Robert Glashüttner / FM4
Die behutsam übernommene Grafik-Adventure-Ästhetik aus der "Monkey Island"-Ära, gepaart mit den ungewöhnlichen Themenfeldern, aus denen Stefan Srb schöpft, erzeugen eine sehr stringente, aber dennoch nie berechenbare Handschrift. Der Umstand, dass hier ein professioneller Gamedesigner am Werk ist, der noch dazu ein gelernter, talentierter Grafiker ist und auch selbst Musik machen kann, lässt es zu, dass Stefan Srb komplett eigenständig arbeiten kann und das für seine persönlichen Spiele auch fast immer tut.
Robert Glashüttner
Selbst spielen
Aktuelle Spiele wie "Ten Weeks" sowie auch "One More Night" (Thema: Abschied von der Jugend) und "A Heart Between Parts" (Thema: Selbstfindung) sind frei auf Stefan Srbs Itch.io-Seite verfügbar.

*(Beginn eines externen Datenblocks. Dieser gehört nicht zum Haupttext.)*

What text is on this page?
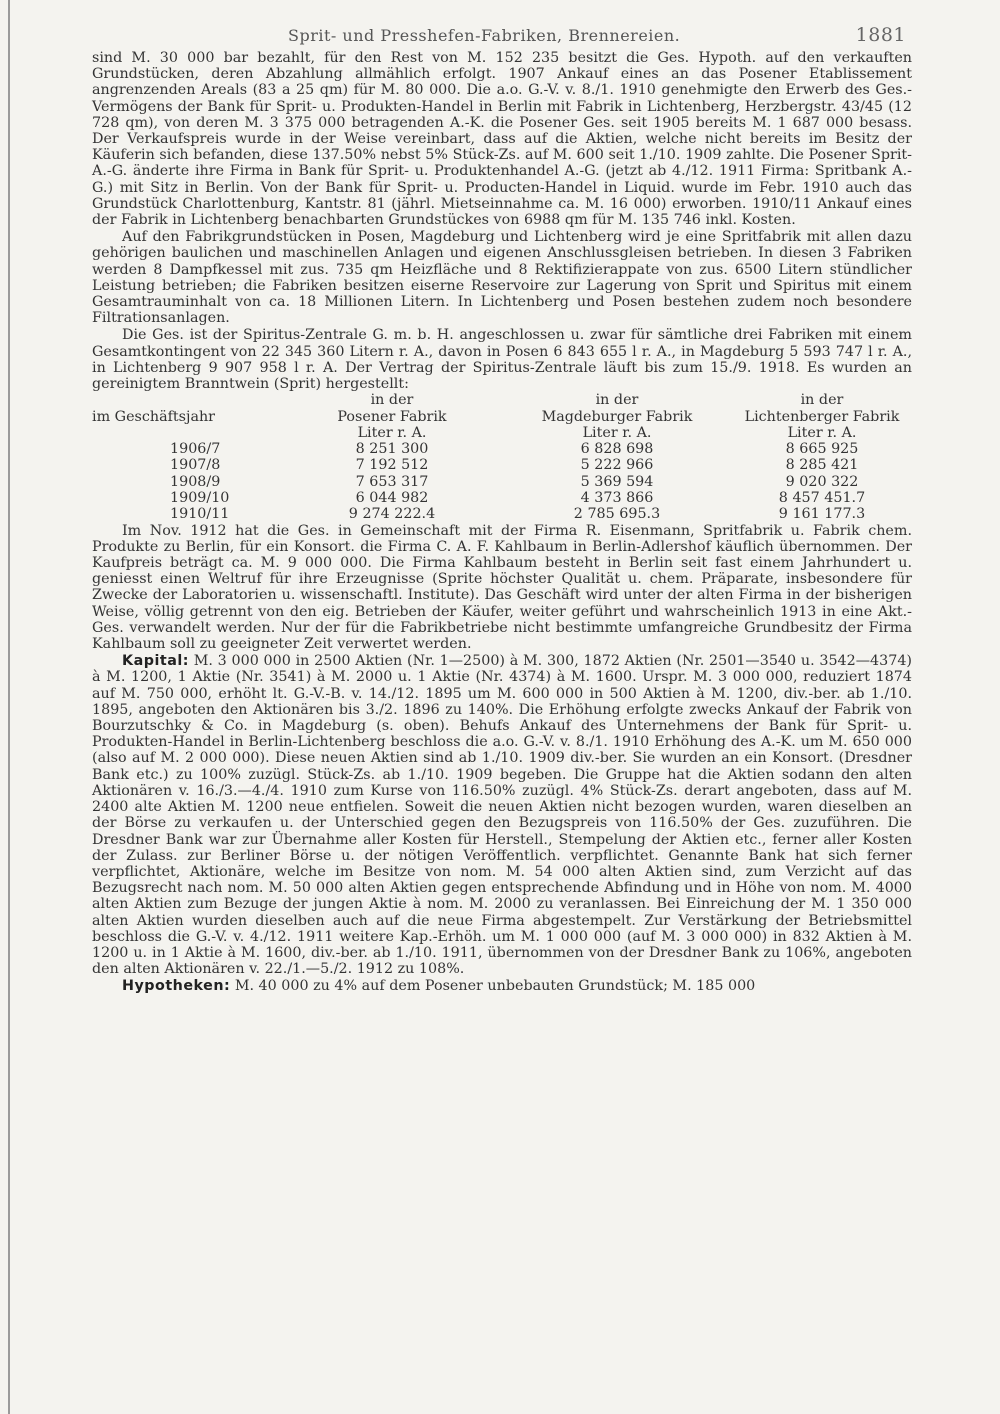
Sprit- und Presshefen-Fabriken, Brennereien.	1881

sind M. 30 000 bar bezahlt, für den Rest von M. 152 235 besitzt die Ges. Hypoth. auf den verkauften Grundstücken, deren Abzahlung allmählich erfolgt. 1907 Ankauf eines an das Posener Etablissement angrenzenden Areals (83 a 25 qm) für M. 80 000. Die a.o. G.-V. v. 8./1. 1910 genehmigte den Erwerb des Ges.-Vermögens der Bank für Sprit- u. Produkten-Handel in Berlin mit Fabrik in Lichtenberg, Herzbergstr. 43/45 (12 728 qm), von deren M. 3 375 000 betragenden A.-K. die Posener Ges. seit 1905 bereits M. 1 687 000 besass. Der Verkaufspreis wurde in der Weise vereinbart, dass auf die Aktien, welche nicht bereits im Besitz der Käuferin sich befanden, diese 137.50% nebst 5% Stück-Zs. auf M. 600 seit 1./10. 1909 zahlte. Die Posener Sprit-A.-G. änderte ihre Firma in Bank für Sprit- u. Produktenhandel A.-G. (jetzt ab 4./12. 1911 Firma: Spritbank A.-G.) mit Sitz in Berlin. Von der Bank für Sprit- u. Producten-Handel in Liquid. wurde im Febr. 1910 auch das Grundstück Charlottenburg, Kantstr. 81 (jährl. Mietseinnahme ca. M. 16 000) erworben. 1910/11 Ankauf eines der Fabrik in Lichtenberg benachbarten Grundstückes von 6988 qm für M. 135 746 inkl. Kosten.

Auf den Fabrikgrundstücken in Posen, Magdeburg und Lichtenberg wird je eine Spritfabrik mit allen dazu gehörigen baulichen und maschinellen Anlagen und eigenen Anschlussgleisen betrieben. In diesen 3 Fabriken werden 8 Dampfkessel mit zus. 735 qm Heizfläche und 8 Rektifizierappate von zus. 6500 Litern stündlicher Leistung betrieben; die Fabriken besitzen eiserne Reservoire zur Lagerung von Sprit und Spiritus mit einem Gesamtrauminhalt von ca. 18 Millionen Litern. In Lichtenberg und Posen bestehen zudem noch besondere Filtrationsanlagen.

Die Ges. ist der Spiritus-Zentrale G. m. b. H. angeschlossen u. zwar für sämtliche drei Fabriken mit einem Gesamtkontingent von 22 345 360 Litern r. A., davon in Posen 6 843 655 l r. A., in Magdeburg 5 593 747 l r. A., in Lichtenberg 9 907 958 l r. A. Der Vertrag der Spiritus-Zentrale läuft bis zum 15./9. 1918. Es wurden an gereinigtem Branntwein (Sprit) hergestellt:

	in der	in der	in der
im Geschäftsjahr	Posener Fabrik	Magdeburger Fabrik	Lichtenberger Fabrik
	Liter r. A.	Liter r. A.	Liter r. A.
1906/7	8 251 300	6 828 698	8 665 925
1907/8	7 192 512	5 222 966	8 285 421
1908/9	7 653 317	5 369 594	9 020 322
1909/10	6 044 982	4 373 866	8 457 451.7
1910/11	9 274 222.4	2 785 695.3	9 161 177.3

Im Nov. 1912 hat die Ges. in Gemeinschaft mit der Firma R. Eisenmann, Spritfabrik u. Fabrik chem. Produkte zu Berlin, für ein Konsort. die Firma C. A. F. Kahlbaum in Berlin-Adlershof käuflich übernommen. Der Kaufpreis beträgt ca. M. 9 000 000. Die Firma Kahlbaum besteht in Berlin seit fast einem Jahrhundert u. geniesst einen Weltruf für ihre Erzeugnisse (Sprite höchster Qualität u. chem. Präparate, insbesondere für Zwecke der Laboratorien u. wissenschaftl. Institute). Das Geschäft wird unter der alten Firma in der bisherigen Weise, völlig getrennt von den eig. Betrieben der Käufer, weiter geführt und wahrscheinlich 1913 in eine Akt.-Ges. verwandelt werden. Nur der für die Fabrikbetriebe nicht bestimmte umfangreiche Grundbesitz der Firma Kahlbaum soll zu geeigneter Zeit verwertet werden.

Kapital: M. 3 000 000 in 2500 Aktien (Nr. 1—2500) à M. 300, 1872 Aktien (Nr. 2501—3540 u. 3542—4374) à M. 1200, 1 Aktie (Nr. 3541) à M. 2000 u. 1 Aktie (Nr. 4374) à M. 1600. Urspr. M. 3 000 000, reduziert 1874 auf M. 750 000, erhöht lt. G.-V.-B. v. 14./12. 1895 um M. 600 000 in 500 Aktien à M. 1200, div.-ber. ab 1./10. 1895, angeboten den Aktionären bis 3./2. 1896 zu 140%. Die Erhöhung erfolgte zwecks Ankauf der Fabrik von Bourzutschky & Co. in Magdeburg (s. oben). Behufs Ankauf des Unternehmens der Bank für Sprit- u. Produkten-Handel in Berlin-Lichtenberg beschloss die a.o. G.-V. v. 8./1. 1910 Erhöhung des A.-K. um M. 650 000 (also auf M. 2 000 000). Diese neuen Aktien sind ab 1./10. 1909 div.-ber. Sie wurden an ein Konsort. (Dresdner Bank etc.) zu 100% zuzügl. Stück-Zs. ab 1./10. 1909 begeben. Die Gruppe hat die Aktien sodann den alten Aktionären v. 16./3.—4./4. 1910 zum Kurse von 116.50% zuzügl. 4% Stück-Zs. derart angeboten, dass auf M. 2400 alte Aktien M. 1200 neue entfielen. Soweit die neuen Aktien nicht bezogen wurden, waren dieselben an der Börse zu verkaufen u. der Unterschied gegen den Bezugspreis von 116.50% der Ges. zuzuführen. Die Dresdner Bank war zur Übernahme aller Kosten für Herstell., Stempelung der Aktien etc., ferner aller Kosten der Zulass. zur Berliner Börse u. der nötigen Veröffentlich. verpflichtet. Genannte Bank hat sich ferner verpflichtet, Aktionäre, welche im Besitze von nom. M. 54 000 alten Aktien sind, zum Verzicht auf das Bezugsrecht nach nom. M. 50 000 alten Aktien gegen entsprechende Abfindung und in Höhe von nom. M. 4000 alten Aktien zum Bezuge der jungen Aktie à nom. M. 2000 zu veranlassen. Bei Einreichung der M. 1 350 000 alten Aktien wurden dieselben auch auf die neue Firma abgestempelt. Zur Verstärkung der Betriebsmittel beschloss die G.-V. v. 4./12. 1911 weitere Kap.-Erhöh. um M. 1 000 000 (auf M. 3 000 000) in 832 Aktien à M. 1200 u. in 1 Aktie à M. 1600, div.-ber. ab 1./10. 1911, übernommen von der Dresdner Bank zu 106%, angeboten den alten Aktionären v. 22./1.—5./2. 1912 zu 108%.

Hypotheken: M. 40 000 zu 4% auf dem Posener unbebauten Grundstück; M. 185 000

Dass der Mann aber alles andere als ein schrulliger Einzelkämpfer ist, beweisen sein Job, wo er viel im Team arbeiten muss und seine starke Einbindung in die Wiener Games-Szene. Doch das Alleine-Arbeiten an den eigenen, persönlichen Spielen hat viele Vorteile: So kann man die Erwartungen nämlich beliebig hoch schrauben und uneingeschränkt streng sein - denn mit sich selbst kann man sich das schließlich erlauben. Schlafen ist nach 48 Stunden immer noch möglich. Der gebündelte Einsatz lohnt sich aber meistens, denn danach ist im Idealfall ein interessantes, ungewöhnliches, kleines Spiel entstanden. Bislang kann Stefan Srb diese Idealfälle verblüffend gut reproduzieren.